The narrow Vraad did, forcing himself to touch the golem’s bare torso again. The skin had a peculiar leathery feel to it, almost like…
“Not Vraad after all.” He ran his finger along the arm, forgetting, in his dreaming, the dread he had been experiencing previously. What did he know that felt like this?
It came to him and the realization rekindled his dread of the gloom. “This has been spawned from a dragon!”
“You see, Gerrod, Master Zeree has a nimble mind. A mind worthy of a Tezerenee.”
The hooded figure bowed, his reaction, if any, totally shrouded by the cloak. Dru wondered if Barakas simply pretended not to notice or was so caught up in his belief in his control of the Tezerenee that Gerrod’s actions escaped him.
That was a question for another time. “This is to be the vessel for the ka.”

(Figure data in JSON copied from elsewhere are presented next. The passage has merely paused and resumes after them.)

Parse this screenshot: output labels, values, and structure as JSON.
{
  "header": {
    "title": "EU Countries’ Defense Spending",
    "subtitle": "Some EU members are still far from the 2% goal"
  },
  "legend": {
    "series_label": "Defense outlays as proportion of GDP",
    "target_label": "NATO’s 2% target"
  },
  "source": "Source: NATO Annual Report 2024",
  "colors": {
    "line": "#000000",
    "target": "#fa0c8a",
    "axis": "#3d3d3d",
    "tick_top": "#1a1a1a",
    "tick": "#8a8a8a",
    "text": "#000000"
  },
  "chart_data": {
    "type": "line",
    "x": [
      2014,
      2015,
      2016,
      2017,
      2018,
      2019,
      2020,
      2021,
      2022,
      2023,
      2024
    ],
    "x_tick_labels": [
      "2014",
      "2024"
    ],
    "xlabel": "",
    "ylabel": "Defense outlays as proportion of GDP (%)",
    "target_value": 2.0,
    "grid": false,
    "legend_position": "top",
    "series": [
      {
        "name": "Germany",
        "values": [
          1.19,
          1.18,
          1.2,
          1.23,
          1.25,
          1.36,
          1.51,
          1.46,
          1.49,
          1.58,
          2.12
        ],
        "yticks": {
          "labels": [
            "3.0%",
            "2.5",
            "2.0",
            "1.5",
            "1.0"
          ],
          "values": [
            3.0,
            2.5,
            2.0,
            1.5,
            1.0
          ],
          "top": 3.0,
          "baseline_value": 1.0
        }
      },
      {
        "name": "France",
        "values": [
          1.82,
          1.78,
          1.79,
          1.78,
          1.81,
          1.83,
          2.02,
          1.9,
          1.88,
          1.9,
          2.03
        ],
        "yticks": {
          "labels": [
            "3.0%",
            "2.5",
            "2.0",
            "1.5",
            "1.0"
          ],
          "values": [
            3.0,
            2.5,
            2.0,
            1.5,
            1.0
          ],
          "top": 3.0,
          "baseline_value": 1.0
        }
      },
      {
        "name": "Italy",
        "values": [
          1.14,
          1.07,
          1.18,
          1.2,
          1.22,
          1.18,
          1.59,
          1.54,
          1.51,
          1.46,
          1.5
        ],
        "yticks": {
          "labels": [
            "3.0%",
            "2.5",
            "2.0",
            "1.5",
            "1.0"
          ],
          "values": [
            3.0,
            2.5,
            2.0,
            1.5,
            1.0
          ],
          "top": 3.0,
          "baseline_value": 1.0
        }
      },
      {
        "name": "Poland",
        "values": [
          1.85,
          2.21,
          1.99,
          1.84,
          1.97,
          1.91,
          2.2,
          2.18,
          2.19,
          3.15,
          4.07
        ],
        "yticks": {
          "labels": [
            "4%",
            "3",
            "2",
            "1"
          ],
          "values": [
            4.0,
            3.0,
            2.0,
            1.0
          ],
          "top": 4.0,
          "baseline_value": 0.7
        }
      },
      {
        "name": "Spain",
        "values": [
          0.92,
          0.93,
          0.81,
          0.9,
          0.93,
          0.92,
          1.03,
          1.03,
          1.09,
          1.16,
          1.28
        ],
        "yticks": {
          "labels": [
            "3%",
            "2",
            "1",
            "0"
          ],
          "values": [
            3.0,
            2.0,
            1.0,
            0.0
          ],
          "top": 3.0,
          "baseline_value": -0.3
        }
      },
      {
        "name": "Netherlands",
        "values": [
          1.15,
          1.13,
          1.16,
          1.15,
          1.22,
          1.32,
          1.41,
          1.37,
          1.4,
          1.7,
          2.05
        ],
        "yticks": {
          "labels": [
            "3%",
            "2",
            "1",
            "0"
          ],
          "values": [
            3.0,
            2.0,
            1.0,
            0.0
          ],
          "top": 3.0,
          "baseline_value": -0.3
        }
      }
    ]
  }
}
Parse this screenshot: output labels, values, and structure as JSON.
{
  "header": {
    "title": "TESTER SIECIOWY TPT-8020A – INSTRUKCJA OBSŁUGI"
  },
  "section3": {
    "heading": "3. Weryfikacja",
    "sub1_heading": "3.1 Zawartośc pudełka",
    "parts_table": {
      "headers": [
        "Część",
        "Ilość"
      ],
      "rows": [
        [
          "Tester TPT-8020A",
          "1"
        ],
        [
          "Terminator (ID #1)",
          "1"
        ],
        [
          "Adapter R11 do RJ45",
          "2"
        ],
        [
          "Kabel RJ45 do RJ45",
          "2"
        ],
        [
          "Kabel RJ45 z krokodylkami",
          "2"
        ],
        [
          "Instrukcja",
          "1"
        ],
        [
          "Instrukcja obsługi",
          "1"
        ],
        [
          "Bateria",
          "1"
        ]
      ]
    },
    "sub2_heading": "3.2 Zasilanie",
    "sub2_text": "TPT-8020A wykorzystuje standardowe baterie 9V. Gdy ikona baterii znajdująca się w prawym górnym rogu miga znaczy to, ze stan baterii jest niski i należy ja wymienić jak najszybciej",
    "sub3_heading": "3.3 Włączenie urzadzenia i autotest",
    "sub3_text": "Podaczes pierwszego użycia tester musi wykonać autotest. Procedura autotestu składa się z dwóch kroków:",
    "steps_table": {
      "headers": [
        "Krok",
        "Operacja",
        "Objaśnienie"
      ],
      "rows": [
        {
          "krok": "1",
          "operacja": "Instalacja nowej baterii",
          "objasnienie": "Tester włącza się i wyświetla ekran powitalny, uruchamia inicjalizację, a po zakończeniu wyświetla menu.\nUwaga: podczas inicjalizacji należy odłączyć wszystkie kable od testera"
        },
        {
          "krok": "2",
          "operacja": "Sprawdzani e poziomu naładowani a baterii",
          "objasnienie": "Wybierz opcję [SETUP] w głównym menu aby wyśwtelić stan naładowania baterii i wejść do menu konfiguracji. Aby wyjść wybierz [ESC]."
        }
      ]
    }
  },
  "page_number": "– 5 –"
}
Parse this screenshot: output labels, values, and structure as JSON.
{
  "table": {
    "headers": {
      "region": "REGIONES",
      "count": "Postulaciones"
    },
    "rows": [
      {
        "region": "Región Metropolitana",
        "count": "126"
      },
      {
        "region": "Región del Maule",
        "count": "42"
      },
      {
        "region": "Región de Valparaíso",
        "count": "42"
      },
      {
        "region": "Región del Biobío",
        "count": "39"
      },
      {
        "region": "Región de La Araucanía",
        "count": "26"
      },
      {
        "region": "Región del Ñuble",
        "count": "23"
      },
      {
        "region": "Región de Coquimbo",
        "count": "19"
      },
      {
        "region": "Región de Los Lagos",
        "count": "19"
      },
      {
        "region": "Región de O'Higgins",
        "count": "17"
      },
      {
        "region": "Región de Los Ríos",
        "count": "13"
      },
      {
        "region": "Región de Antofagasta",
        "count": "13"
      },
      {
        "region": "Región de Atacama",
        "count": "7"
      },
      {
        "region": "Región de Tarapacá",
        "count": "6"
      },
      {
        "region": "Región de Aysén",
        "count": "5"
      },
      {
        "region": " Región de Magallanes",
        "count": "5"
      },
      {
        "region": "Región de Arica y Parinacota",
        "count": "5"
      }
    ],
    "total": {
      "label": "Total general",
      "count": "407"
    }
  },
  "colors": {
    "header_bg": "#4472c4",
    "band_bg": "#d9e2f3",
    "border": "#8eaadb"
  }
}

“Yes.” Barakas reached out and caressed the golem’s shoulder as one might a lover. “The golem has no ka, being neither dragon nor Vraad. It is a shell, open to possession, that has no true essence, no life of its own. The only thing it carries is the inherent magic of the dragon. Only a carefully structured spell gives it the appearance of life. A Vraad ka, entering, will find no resistance to its presence and take it over completely. The golem is malleable; it will become what the Vraad wants it to become.”
“A superior body for a new world,” Gerrod added, speaking as if by rote. He had evidently heard his progenitor preach this often.
The Lord Tezerenee nodded approval to his son. “So it will be.” His attention returned to his guest. “It will be a true combining of our soul with the magic of the dragon. Through that, the Vraad will be more than they could have ever hoped.”